Universo antropologico Oltre ai modi caratteristici della cultura popolare, a noi interessa penetrare nel mondo organico di essa che implica la concezione della vita e i suoi valori fondamentali. Difficile impresa tentata da pochi autori, tra cui si distinguono mons. Giuseppe Agostino, antesignano dell’attenzione ecclesiale verso la pietà popolare, padre Maffeo Pretto, benemerito per gli studi sulla pietà e santità popolare in Calabria, e don Ignazio Schinella sotto il profilo teologico.
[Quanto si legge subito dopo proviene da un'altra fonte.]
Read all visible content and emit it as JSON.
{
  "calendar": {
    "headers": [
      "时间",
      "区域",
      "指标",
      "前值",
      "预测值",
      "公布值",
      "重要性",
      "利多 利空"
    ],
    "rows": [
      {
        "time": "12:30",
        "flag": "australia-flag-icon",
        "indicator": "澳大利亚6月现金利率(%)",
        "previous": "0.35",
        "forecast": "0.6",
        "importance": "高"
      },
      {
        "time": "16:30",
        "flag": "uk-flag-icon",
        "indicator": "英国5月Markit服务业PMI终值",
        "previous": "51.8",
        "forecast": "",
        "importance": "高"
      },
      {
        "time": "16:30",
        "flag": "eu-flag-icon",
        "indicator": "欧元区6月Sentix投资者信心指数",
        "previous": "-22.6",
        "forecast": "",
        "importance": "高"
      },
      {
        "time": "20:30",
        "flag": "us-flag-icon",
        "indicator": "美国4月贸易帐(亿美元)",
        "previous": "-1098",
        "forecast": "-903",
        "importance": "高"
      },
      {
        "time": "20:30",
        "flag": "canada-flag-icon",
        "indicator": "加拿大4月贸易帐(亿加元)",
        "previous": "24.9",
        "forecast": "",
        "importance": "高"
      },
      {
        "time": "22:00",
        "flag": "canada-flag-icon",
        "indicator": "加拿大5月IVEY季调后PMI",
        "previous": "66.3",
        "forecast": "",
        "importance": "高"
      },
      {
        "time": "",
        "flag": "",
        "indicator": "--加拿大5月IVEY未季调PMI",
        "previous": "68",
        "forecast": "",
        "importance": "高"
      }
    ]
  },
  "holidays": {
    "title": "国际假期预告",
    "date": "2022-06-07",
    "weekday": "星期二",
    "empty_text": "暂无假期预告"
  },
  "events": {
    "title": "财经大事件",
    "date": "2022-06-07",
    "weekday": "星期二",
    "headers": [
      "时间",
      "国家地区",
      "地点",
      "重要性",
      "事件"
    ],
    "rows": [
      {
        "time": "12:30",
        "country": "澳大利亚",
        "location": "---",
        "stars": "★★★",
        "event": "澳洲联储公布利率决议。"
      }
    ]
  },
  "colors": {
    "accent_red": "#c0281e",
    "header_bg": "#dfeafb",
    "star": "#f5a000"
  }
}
Ebbene, essi espongono questo mondo culturale in modo più positivo e religioso il primo, in modo più problematico il secondo. Pretto parte da ciò che chiama «un vero crocevia esistenziale della cultura popolare» ed è rappresentato dall’«esperienza del destino», le cui tracce sono presenti in proverbi e canti dialettali. Al di là delle spiegazioni parziali è emerso continuamente nella cultura popolare il senso della sorte, del destino, della fortuna, entità impersonali che sono ritenute causa degli avvenimenti anche più assurdi. È l’esperienza dell’inevitabile, dell’arbitrario inseriti nell’interno della trama della vita che si sente in balia di forze estranee e superiori; è la presenza di una malvagia assurdità che all’interno del proprio essere ed agire colpisce e sembra dominare lo svolgimento degli avvenimenti. Due vie Da questo sfondo, erede della Móira o Fato di ellenistica memoria, si dipanano due vie: una (piuttosto rara) che sfocia nel fatalismo e nell’ateismo pratico; un’altra (più comune) che perviene al Dio cristiano della provvidenza, creatore e protettore degli esseri umani, pur minacciati dalla precarietà della vita. La dimensione dell’empietà si manifesta nella bestemmia contro Dio, la Madonna e i santi, «con parole offensive, con atteggiamenti vendicativi come il non andare in chiesa, il disprezzare le immagini sacre»; si tratta però di «una variabile derivata e dipendente dalla pietà; essa non ha infatti nel mondo popolare calabrese una sua autonomia, non ha una sua visione del mondo, non ha luoghi e riti propri». «Dio sa» L’esperienza di Dio e la fiducia nella sua provvidenza trovano espressione in numerosi canti calabresi e nelle frasi frequenti: «Ciò che Dio vuole», «Dio sa» e «Bettu Ddeu». È quanto viene espresso da stupende preghiere nelle quali scompare del tutto il senso cupo del fatalismo ed appare la serena fiducia nell’amore di Dio, di Cristo, della Madonna, che sono capaci di trasformare anche il dolore ed aprire la vita ad un ottimismo vittorioso.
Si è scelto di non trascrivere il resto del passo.